Une légende. Purement et simplement.
L’un des grands maîtres du piano-jazz.
Kenny Barron.

L’un des grands intérêts des festivals en général, et du Nice Jazz festival en particulier, c’est de permettre au public de passer d’inoubliables soirées, comme c’était le cas hier, au cours desquelles se côtoient des jeunes pousses prometteuses (Gaby Hartmann qui vient d’être signée chez Sony Music pour un premier album), des artistes en pleine maturité (l’épatant saxophoniste ténor Samy Thiébault venu présenter sur scène son non moins épatant dernier album en date Awé ! ) et donc cet immense pianiste né en 1943 à Philadelphie.

Avec qui Kenny Barron n’a-t-il pas joué ?
La réponse à cette question n’est pas Stan Getz, Freddie Hubard, Chet Baker, Benny Carter, Buddy Rich, Joe Henderson, Ornette Coleman...

Et puis surtout un certain Dizzie Gillespie, pour qui Mister Barron joua au sein du prestigieux quartet, de 1962 à 1967.
Une légende, vous dis-je.

Il arrive sur scène, tranquillement, jaugeant le public du Théâtre de verdure, il adresse un petit salut de la tête aux très nombreux spectateurs, s’asseoit devant le clavier du Steinways and Sons, range son Iphone sur le sommier du magnifique instrument et relève ses lunettes sur le front.

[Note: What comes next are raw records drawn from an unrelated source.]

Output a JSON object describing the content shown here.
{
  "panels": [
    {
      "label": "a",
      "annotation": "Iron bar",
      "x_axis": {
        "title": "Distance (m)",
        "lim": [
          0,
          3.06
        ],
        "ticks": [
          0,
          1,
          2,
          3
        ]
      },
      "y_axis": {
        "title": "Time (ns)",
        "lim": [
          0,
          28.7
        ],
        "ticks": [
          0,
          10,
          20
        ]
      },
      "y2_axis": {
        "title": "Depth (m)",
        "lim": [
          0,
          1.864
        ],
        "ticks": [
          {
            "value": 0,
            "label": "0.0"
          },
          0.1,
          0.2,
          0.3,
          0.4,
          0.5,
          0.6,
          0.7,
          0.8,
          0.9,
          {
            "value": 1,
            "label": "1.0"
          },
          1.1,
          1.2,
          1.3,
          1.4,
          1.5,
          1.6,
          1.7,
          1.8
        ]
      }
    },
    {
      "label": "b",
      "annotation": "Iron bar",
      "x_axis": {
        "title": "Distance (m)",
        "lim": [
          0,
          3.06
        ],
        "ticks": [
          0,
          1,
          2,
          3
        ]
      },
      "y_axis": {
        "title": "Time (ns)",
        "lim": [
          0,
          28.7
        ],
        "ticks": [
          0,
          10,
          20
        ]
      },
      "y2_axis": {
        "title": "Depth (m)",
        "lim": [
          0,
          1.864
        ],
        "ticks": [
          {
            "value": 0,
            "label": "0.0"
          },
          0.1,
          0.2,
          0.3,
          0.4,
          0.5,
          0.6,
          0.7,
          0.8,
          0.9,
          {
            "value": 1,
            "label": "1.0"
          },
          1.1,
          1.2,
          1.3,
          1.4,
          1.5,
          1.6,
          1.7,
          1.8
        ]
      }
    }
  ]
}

Il place ses mains sur les touches blanches et noires.
Et la magie d’opérer immédiatement, avec une entrée en matière qui comble de bonheur immédiatement tout le public.
Un swing délicat, un toucher léger, aérien, une manière très personnelle de poser ses mains sur le clavier.

Son style est de ceux que l’on ne rencontre plus très souvent.

Les jeunes pianistes « arpentent » et « explorent » les quatre-vingt huit touches dans de longs allers-retours, certes très techniques, certes souvent très mélodiques et passionnants, comme s’ils voulaient démontrer et prouver en permanence leur virtuosité pour se créer une place au soleil des projecteurs scéniques.

Kenny Barron, lui, procède de toute autre façon.
Ses mains sont comme des pattes de chat, rondes, aux doigts étonnamment assez courts.
Lui, tout son immense talent repose en partie sur une fascinante capacité à jouer dans des espaces assez réduits, dans le milieu du clavier, pour nous proposer des thèmes et des improvisations magnifiques.

La technique est évidemment là, mais pour chaque morceau interprété, il met en œuvre un véritable discours musical épuré, sans forcément beaucoup de notes à la seconde, mais en nous procurant cette assez rare impression, finalement, que chaque note jouée est à sa seule et unique place possible.
Le grand instrumentiste ne se lance jamais non plus dans de grands gestes très à la mode. Lui dégage un sentiment d’apparentes (seulement apparentes) facilité et d’économie de moyens.
Kenny Barron, la force tranquille du jazz au piano.

© Photo Y.P. -



 

 

 

 

 

 

 

 

 

 

De très grands moments nous attendent durant cette heure et trente minutes que durera ce merveilleux concert.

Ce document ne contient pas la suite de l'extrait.